Yeah, great, she says, but he knows she doesn’t mean it. He tries for a distraction, drawing attention to Air India going over. Always at this time, he reminds Pettie, smiling
at her, twenty to eleven. No way that’s anything but Air India.

‘Rosie the dog’s called.’

His smile remains when he shakes his head. ‘Won’t do no good, Pettie.’

‘I put flowers on the grave.’ She wipes a smear of jam from around her lips. ‘The grandmother’s beyond it.’

‘You still all right for the rent, Pettie?’

She doesn’t answer, and he explains that Mrs Biddle won’t be put upon. In case she has forgotten, he mentions that. He has known it before, he says, this state she’s got into, having feelings for this man. It’s the same thing happening all over again.

‘It’s not the same. It’s like you’re waiting for something and then it happens. It’s like it’s meant, Letitia gone, then the advertisement.’

‘I know what you mean, Pettie.’

‘You hear her voice, you know it’s meant.’

‘It’s only you wouldn’t want to lose the room.’

She doesn’t look at him, she doesn’t care. Despair comes as a hollowness in Albert’s stomach, a cavity of dull, unfeeling pain. Within a week of losing her room she’ll be up Wharfdale.

‘The grandmother falls asleep,’ she says. ‘I seen her at it.’

*

The receiver is put down, and Pettie visualizes it on the table in the hall, where she noticed a telephone while she sat there waiting. Clearly she recalls the dark panelling in the hall, the half-open door of the dining-room, the sluggish tick of the clock.

‘I’m sorry,’ he says, coming back when she is beginning to
think that maybe he won’t, that maybe he hasn’t understood. ‘I’ve asked, but no ring has been found.’

‘I think maybe where I was sitting. On that settee. I think maybe it slipped under a cushion. A finger-ring,’ she says.

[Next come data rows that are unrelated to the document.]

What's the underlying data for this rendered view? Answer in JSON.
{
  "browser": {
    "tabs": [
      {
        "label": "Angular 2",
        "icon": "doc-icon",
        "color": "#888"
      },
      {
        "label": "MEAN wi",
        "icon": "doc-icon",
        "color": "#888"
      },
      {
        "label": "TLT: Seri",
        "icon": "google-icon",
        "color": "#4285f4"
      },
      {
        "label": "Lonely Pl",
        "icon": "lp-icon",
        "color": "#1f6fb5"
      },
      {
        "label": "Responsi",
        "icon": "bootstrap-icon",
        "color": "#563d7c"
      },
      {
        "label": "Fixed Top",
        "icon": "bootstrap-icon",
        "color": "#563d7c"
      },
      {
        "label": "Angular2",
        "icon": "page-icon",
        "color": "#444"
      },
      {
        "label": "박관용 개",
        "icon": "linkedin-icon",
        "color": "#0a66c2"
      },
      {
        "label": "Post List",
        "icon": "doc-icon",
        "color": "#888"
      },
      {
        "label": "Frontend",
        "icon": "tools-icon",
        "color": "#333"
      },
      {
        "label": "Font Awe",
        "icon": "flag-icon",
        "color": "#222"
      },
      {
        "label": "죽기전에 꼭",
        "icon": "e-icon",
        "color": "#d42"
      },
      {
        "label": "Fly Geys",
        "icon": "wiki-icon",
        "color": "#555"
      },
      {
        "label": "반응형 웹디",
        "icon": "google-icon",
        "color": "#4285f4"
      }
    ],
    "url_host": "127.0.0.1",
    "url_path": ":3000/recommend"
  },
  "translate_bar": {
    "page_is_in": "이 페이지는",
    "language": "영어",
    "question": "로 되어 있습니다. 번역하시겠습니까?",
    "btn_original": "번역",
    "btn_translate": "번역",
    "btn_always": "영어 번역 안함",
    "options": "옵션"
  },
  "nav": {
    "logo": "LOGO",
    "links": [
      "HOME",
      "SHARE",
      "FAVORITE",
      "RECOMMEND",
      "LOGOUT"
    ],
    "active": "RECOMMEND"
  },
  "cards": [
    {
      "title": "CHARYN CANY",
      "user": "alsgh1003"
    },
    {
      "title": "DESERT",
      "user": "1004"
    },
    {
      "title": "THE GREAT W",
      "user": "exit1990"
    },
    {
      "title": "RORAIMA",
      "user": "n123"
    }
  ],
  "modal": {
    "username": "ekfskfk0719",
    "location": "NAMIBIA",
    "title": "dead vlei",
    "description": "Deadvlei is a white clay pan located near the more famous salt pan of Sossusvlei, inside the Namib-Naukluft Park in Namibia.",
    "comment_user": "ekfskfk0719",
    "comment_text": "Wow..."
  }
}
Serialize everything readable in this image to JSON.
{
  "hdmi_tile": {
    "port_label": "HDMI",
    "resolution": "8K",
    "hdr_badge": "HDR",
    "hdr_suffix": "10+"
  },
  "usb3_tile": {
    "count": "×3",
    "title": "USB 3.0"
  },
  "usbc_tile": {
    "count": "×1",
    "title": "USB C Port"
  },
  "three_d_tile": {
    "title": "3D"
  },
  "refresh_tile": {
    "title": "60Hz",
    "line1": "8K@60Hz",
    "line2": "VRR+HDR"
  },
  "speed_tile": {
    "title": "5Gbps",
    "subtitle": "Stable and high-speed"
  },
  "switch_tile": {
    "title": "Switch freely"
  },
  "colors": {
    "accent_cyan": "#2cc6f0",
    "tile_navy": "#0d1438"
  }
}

Again the receiver is placed on the table’s surface, more of a rustle than a thud, as if his hand is partly over the mouthpiece as he lays it there. There are his footsteps moving away, and then there are different, distant sounds. She puts another coin in the slot. She lights a cigarette. She couldn’t stop smoking after she went back to the Floor Coverings place with the tie she had acquired, and the book about tennis stars because he’d said he liked to watch the tennis. ‘Oh, Eric’s gone,’ they said, putting an end to what hadn’t yet begun. She stood there looking at them and they asked her if she was all right. How could she search for him? she thought, and yet she trailed from store to store.

‘No, nothing there, I’m afraid.’

His voice is as it was when first she heard it, when he gave her directions, on the telephone also. It’s soft, just a little different from what it is when she hears it in the garden or as it was at the interview. But not a whisper; every word is clear. Again he says he’s sorry.

‘I’ve pulled the cushions out,’ he says.